Abstract
The chapter attends to some fundamental questions in understanding the role of language in the commodification process: What exactly is commodified under what conditions? What other symbolic and material resources are convertible and valued as resources, where and for what purposes? The chapter makes a case that individuals from marginalized ethnic communities in tourism destinations utilize language and other semiotic-material resources as they negotiate their position, often in an ambivalent way, in the rapidly transforming political and economic environment.
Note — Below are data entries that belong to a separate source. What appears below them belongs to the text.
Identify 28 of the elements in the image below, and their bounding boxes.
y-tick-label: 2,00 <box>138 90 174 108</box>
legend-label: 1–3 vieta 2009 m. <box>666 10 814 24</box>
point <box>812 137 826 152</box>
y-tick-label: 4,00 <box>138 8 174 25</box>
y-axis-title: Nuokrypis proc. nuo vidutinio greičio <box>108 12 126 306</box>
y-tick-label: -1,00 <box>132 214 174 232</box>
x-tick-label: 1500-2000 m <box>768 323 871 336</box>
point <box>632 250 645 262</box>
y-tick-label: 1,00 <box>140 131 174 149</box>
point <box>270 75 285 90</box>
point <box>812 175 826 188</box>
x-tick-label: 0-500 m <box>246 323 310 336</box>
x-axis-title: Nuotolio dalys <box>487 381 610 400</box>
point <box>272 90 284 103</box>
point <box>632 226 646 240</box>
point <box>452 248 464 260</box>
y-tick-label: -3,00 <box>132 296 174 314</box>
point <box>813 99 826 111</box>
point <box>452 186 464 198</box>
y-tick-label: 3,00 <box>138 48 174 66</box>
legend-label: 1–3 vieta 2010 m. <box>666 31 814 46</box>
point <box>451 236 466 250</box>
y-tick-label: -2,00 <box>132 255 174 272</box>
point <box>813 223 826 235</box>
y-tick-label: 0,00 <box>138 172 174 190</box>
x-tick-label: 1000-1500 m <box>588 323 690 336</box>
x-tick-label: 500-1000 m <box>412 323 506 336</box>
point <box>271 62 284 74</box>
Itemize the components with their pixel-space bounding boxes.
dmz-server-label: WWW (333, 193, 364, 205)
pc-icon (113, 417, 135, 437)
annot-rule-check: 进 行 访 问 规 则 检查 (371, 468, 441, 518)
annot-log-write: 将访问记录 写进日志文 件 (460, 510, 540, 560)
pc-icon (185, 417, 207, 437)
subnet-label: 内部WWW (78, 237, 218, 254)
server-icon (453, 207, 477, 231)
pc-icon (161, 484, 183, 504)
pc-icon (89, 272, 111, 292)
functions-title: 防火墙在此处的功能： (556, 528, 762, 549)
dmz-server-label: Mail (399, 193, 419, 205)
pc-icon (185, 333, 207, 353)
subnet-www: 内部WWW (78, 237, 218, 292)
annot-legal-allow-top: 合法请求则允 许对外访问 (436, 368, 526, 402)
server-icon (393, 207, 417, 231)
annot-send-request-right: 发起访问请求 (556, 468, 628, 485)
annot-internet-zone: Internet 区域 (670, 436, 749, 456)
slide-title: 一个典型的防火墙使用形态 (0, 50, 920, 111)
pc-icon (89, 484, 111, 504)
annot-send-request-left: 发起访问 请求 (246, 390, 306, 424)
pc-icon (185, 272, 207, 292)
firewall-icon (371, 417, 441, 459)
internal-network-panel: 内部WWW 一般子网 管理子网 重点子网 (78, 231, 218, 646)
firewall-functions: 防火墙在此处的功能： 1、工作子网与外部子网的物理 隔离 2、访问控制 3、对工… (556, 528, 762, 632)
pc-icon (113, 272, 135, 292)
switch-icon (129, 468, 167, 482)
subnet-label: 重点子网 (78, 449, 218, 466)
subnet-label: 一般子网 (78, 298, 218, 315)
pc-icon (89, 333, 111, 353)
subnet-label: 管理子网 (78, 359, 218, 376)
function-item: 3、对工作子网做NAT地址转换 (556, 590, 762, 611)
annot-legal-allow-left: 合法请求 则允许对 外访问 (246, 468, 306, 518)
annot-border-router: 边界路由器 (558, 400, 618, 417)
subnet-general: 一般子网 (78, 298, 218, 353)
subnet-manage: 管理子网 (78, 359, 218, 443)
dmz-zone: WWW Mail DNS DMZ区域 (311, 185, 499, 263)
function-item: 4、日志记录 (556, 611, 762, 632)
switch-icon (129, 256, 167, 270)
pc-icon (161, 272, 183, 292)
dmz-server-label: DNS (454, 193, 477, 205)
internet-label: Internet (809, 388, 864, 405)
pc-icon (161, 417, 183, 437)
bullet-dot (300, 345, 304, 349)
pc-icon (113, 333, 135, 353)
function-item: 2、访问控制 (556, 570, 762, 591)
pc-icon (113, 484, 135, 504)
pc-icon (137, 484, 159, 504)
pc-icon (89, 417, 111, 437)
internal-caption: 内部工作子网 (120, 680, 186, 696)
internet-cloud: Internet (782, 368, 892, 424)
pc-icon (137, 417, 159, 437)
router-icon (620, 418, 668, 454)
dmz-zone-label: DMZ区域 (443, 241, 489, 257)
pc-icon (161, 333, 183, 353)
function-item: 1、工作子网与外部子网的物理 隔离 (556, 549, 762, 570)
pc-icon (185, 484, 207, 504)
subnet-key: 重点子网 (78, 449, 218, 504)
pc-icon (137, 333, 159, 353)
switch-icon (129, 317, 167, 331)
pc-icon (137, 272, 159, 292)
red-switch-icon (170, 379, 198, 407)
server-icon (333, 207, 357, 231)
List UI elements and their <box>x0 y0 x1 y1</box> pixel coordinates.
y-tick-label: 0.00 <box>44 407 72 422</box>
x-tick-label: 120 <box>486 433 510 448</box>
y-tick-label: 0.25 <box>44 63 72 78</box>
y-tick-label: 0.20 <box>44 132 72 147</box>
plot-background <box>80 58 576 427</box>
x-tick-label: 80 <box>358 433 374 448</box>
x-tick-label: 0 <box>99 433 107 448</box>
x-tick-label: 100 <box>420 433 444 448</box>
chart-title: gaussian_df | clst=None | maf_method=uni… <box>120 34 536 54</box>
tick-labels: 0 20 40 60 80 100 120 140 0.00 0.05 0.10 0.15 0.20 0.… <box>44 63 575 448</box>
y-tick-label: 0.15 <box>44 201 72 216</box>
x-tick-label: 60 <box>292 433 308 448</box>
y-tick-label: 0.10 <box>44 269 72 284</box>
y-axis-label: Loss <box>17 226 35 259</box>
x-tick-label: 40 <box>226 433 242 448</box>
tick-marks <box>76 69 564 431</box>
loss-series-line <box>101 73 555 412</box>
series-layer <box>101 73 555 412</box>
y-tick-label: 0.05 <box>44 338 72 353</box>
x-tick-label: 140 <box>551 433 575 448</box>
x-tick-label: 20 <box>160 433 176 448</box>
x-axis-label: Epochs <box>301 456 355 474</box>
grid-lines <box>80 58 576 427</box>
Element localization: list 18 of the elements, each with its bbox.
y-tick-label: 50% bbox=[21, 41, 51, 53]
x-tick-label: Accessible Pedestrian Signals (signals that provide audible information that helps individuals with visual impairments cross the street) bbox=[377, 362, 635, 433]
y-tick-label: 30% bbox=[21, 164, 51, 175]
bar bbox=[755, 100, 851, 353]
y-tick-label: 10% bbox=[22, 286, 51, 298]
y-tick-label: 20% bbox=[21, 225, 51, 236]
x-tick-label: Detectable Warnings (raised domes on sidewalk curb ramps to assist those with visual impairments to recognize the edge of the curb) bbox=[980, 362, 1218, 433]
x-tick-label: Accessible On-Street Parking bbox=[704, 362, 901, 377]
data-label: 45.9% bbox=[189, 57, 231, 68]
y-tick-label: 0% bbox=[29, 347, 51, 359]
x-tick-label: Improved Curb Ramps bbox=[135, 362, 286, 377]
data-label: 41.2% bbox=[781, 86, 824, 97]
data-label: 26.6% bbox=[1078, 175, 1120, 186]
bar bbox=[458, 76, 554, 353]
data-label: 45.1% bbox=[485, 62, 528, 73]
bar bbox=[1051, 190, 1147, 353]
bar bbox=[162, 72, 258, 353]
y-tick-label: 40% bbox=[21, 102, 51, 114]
Sociolinguistics and applied linguistics scholarship has shown that recent developments in the political economy have led to the commodification of language both as a communication tool as well as a material to be exchanged in the late capitalist market. This chapter begins with a historical overview of how ethnicity has been understood in Nepali politics and tourism with a particular emphasis on marginalized communities. The findings have shown that language and the semiotics of signs and place are deployed as resources to territorialize, deterritorialize, and reterritorialize the Himalayan village in the context of heritage tourism. The chapter focuses on a Tamang village in the Himalayas, Nepal and examines language as a political and an economic resource. Discourses about ethnicity in the past have influenced and been shaped by local politics and the global tourism markets in Nepal. As the villagers of Gatlang situate ethnicity within the nexus between the tourism market and national politics, they have started experiencing new tensions.